Glycyrrhiza glabra is cultivated in England, Sicily and Spain. It is also grown in Turkey, Iraq, Iran, Italy, France and Germany.
Fig 61: Liquorice. A, a stolon; B, a root; C, t.s. of a stolon; D, t.s of the phloem E, t.s em; of the xylem F, radial ls. of the xylem. b, bud; c, cambium; F phloem fibres, m. r., medullary ray; p, pith; s.p., sieve plate; s.t., sieve tube; v, vessel; x.f., xylem fibres; x.p., xylem parenchyma. (Adopted from Wallis)
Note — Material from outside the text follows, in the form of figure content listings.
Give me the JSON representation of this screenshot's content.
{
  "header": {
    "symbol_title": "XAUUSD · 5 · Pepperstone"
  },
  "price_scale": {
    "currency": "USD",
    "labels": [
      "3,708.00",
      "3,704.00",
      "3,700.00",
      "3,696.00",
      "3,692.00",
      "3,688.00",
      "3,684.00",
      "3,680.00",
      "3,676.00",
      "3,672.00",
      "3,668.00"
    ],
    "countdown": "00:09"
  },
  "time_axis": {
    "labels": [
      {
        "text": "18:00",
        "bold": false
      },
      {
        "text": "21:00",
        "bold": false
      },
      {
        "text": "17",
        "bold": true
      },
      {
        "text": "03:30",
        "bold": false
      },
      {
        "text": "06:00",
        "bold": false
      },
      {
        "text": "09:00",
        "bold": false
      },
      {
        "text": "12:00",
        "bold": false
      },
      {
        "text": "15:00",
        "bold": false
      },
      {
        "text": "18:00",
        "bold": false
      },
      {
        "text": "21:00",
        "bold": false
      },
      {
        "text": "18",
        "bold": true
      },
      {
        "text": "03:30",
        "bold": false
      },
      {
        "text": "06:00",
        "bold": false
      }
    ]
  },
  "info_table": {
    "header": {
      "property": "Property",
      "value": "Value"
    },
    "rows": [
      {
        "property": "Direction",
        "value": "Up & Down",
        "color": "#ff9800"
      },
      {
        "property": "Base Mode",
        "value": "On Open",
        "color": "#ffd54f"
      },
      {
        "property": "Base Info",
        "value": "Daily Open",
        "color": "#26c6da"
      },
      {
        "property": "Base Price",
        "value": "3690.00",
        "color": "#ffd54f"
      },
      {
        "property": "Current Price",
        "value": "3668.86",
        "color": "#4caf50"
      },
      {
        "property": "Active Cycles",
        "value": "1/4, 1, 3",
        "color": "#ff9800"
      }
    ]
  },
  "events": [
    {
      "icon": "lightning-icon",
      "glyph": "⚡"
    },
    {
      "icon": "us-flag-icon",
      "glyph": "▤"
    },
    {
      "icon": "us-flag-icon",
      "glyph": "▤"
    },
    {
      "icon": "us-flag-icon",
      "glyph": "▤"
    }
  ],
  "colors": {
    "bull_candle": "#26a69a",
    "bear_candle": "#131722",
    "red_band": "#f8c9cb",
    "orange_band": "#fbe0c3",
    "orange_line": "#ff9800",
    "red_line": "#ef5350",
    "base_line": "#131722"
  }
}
The stolons are cylindrical in shape and occur in pieces of 15 cm or more in length and 1 to 2 cm in breadth. They are unbranched and may be unpeeled or peeled. The unpeeled drug is longitudinally wrinkled with occasional buds and the peeled drug is coarsely fibrous on the surface. The colour varies from yellowish brown to dark brown (unpeeled drug) and pale yellow (peeled dru_. The fracture is fibrous, the fractured surface being starchy with projecting fibres. The transversely cut surface shows a radiate wood and a distinct cambium ring. A pith is visible in the stolon but is absent from the root. It has a faintly characteristic odour and sweet taste.
The peeled drug contains no cork. But the unpeeled drug contains a typical cork, the outer cells of which have thick walls and contain a reddish brown substance and the inner cells have thinner walls. The cortex contains idioblasts with prisms of calcium oxalate. The phloem tissue is made up to parenchyma traversed by numerous groups of sieve tubes and is characterised by the presence of numerous bundles of thick walled fibres surrounded by a sheath of idioblasts with calcium oxalate prisms. The xylem tissue is divided into sections by 3 to 4 cells wide large medullary rays and is composed of numerous yellow pitted vessels, lignified wood parenchyma and wood fibres. Large number of rounded starch grains are present in the parenchymatous cells.
Liquorice contains 5 to 7 percent of glycyrrhizin (a sweet principle made up of potassium and calcium salts of glycyrrhizic acid). It also contains glucose sucrose a bitter principle, starch fat and calcium oxalate.
Liquorice is used as a demulcent and expectorant. It is also used in the treatment of gastric and duodenal ulcers.
Substitutes and adulterants:
The Russian and Iranian varieties of Liquorice ( (Glycyrrhiza glabra) var. glandulifera and Glycyrrhiza glabra var. violacea respectively) and Manchurian Liquorice are common substitutes and adulterants of Liquorice.